Economists plugged China’s progress into a basic model consisting of labor, capital and technology. Poor countries had low capital per worker, resulting in low productivity. The next wave of economic analyses of growth looked also at government performance, asking why poor countries had low capital per worker, and why the technology used in rich countries was not used in poor countries. For example, why would Chinese farmers not use tractors nearly 100 years after American farmers had started using them? If lack of capital was the problem, why did capital not flow into poor countries as it had flowed from Europe to the United States in the 1800s?
The quality of governance affects the ability of a country to fulfill its potential. Limits typically seen in communist countries are lack of incentives and feedback mechanisms to put capital and labor into the most productive uses. Among poor non-communist governments, “crony capitalism” and misguided regulation are common limits. The regulatory system funnels economic opportunities to friends and family of the ruling elite. And when corruption is not the problem, misguided regulations such as protective tariffs limit people’s ability to take advantage of opportunities.
As China’s communist system morphed into a more market-oriented system, economic performance improved. We economists speculated about when the country would hit the limit of its governance. But in recent years China’s governance has shifted in a very anti-growth direction. That’s not the primary intent of Xi Jinping, which seems to be increased control over all aspects of Chinese life. But the result of increased control by the president is worsening economic opportunities.
China’s communist party argues that it should have more control over management decisions of companies. Quashing Jack Ma’s IPO of the company Ant is an example.
The flow of lending to private companies in China collapsed after Xi took power, according to Nicholas Lardy of the Peterson Institute. Funds were, instead, channeled to state-owned enterprises. The state-owned companies place higher priority on serving political leaders than economic efficiency. And with lower economic efficiency, worker’s productivity is lower, limiting wage possibilities. The most productive opportunities are skipped in favor of the most politically favored opportunities.

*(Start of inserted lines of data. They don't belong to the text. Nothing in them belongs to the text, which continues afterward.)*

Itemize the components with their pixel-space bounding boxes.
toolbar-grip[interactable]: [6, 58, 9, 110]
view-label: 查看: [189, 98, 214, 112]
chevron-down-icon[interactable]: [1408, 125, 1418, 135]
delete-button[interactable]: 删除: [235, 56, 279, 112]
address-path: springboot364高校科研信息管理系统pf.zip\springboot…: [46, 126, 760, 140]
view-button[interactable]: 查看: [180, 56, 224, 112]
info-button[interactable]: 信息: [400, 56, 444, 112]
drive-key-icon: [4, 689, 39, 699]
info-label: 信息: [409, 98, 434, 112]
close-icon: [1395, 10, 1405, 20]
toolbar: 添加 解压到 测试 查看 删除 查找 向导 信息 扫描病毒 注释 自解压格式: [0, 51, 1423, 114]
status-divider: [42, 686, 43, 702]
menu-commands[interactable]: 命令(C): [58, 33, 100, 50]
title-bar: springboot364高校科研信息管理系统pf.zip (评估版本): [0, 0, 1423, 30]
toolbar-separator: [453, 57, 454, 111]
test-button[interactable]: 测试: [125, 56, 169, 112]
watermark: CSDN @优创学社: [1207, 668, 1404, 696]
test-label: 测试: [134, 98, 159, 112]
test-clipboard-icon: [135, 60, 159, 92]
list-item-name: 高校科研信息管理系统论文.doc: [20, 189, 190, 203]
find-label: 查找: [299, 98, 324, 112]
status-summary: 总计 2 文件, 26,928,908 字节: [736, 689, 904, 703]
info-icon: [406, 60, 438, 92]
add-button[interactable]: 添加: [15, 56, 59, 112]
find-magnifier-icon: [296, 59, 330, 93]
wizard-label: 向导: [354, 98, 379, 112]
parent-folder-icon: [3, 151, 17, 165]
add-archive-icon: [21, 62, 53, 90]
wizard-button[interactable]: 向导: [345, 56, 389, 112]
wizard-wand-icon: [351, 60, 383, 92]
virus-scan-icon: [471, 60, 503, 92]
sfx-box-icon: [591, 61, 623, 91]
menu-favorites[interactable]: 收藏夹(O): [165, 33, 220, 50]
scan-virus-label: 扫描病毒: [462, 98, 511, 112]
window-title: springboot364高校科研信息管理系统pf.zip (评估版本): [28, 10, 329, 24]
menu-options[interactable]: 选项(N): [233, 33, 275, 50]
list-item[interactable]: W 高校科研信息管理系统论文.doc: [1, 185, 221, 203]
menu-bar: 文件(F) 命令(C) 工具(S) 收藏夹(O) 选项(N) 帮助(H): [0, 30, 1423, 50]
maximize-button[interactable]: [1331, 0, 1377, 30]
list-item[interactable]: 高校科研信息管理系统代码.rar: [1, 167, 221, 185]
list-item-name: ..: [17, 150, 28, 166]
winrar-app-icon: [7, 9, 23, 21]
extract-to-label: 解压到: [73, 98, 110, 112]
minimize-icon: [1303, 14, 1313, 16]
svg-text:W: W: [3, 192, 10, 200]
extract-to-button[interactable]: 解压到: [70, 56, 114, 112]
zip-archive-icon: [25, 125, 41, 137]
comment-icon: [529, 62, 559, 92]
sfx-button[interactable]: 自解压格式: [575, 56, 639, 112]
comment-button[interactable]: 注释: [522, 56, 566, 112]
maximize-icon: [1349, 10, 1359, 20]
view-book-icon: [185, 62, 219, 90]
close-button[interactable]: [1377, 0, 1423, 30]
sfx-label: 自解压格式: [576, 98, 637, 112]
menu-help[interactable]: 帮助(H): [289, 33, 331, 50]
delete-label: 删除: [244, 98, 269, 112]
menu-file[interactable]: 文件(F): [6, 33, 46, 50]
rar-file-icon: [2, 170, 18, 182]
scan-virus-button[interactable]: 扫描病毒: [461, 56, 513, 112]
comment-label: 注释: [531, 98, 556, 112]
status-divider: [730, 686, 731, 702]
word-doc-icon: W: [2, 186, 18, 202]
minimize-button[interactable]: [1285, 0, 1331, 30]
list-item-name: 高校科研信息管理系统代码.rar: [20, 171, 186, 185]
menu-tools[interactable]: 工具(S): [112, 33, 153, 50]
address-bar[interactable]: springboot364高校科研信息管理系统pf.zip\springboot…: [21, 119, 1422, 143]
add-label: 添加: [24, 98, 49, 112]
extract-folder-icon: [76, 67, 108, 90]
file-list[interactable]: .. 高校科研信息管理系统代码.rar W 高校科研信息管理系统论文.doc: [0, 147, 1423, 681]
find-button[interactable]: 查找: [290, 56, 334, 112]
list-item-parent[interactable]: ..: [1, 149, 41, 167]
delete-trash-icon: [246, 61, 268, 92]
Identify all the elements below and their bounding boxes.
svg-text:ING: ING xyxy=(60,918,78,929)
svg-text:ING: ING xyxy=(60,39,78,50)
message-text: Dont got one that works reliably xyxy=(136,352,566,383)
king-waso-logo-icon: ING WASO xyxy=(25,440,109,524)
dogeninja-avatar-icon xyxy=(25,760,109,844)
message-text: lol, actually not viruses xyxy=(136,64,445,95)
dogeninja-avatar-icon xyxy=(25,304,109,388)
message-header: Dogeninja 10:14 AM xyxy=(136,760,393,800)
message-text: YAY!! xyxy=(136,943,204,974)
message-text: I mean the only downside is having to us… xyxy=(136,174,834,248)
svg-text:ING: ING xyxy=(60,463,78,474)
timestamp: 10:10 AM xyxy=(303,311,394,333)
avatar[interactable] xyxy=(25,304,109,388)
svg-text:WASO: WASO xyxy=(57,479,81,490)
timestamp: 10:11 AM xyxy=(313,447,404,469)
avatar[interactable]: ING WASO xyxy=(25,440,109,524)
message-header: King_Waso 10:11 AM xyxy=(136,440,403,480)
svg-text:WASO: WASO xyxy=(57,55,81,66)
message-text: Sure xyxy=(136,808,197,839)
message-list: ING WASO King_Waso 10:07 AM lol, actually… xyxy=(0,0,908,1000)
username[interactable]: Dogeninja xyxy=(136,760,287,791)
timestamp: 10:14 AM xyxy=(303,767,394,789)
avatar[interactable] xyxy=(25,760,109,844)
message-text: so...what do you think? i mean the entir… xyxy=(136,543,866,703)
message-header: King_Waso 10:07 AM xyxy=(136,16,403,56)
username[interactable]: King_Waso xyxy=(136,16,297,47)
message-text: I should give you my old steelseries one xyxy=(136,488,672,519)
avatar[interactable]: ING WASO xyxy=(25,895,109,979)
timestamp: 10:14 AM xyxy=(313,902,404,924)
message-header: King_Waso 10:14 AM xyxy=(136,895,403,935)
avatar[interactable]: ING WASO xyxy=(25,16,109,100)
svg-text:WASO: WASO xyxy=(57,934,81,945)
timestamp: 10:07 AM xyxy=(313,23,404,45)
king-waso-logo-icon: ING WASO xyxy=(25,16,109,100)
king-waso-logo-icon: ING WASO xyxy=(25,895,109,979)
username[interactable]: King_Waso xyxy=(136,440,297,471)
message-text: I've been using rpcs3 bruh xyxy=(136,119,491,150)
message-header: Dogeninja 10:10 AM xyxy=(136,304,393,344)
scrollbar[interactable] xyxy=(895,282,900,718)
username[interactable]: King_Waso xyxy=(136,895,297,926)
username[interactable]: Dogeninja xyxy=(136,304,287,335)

Schuman concludes “By favoring the state sector, Xi is funneling valuable money and talent to notoriously bloated and inefficient government enterprises instead of far more nimble and creative private firms. The negative effect shows up in miserably poor productivity ….”
Xi’s power grab does not spell recession for the huge economy, but it does spell the end of rapid economic growth. American businesses will find Chinese sale opportunities growing much less rapidly than in past years. On the plus side for companies around the world, China will leave to other businesses great opportunities that it could have exploited.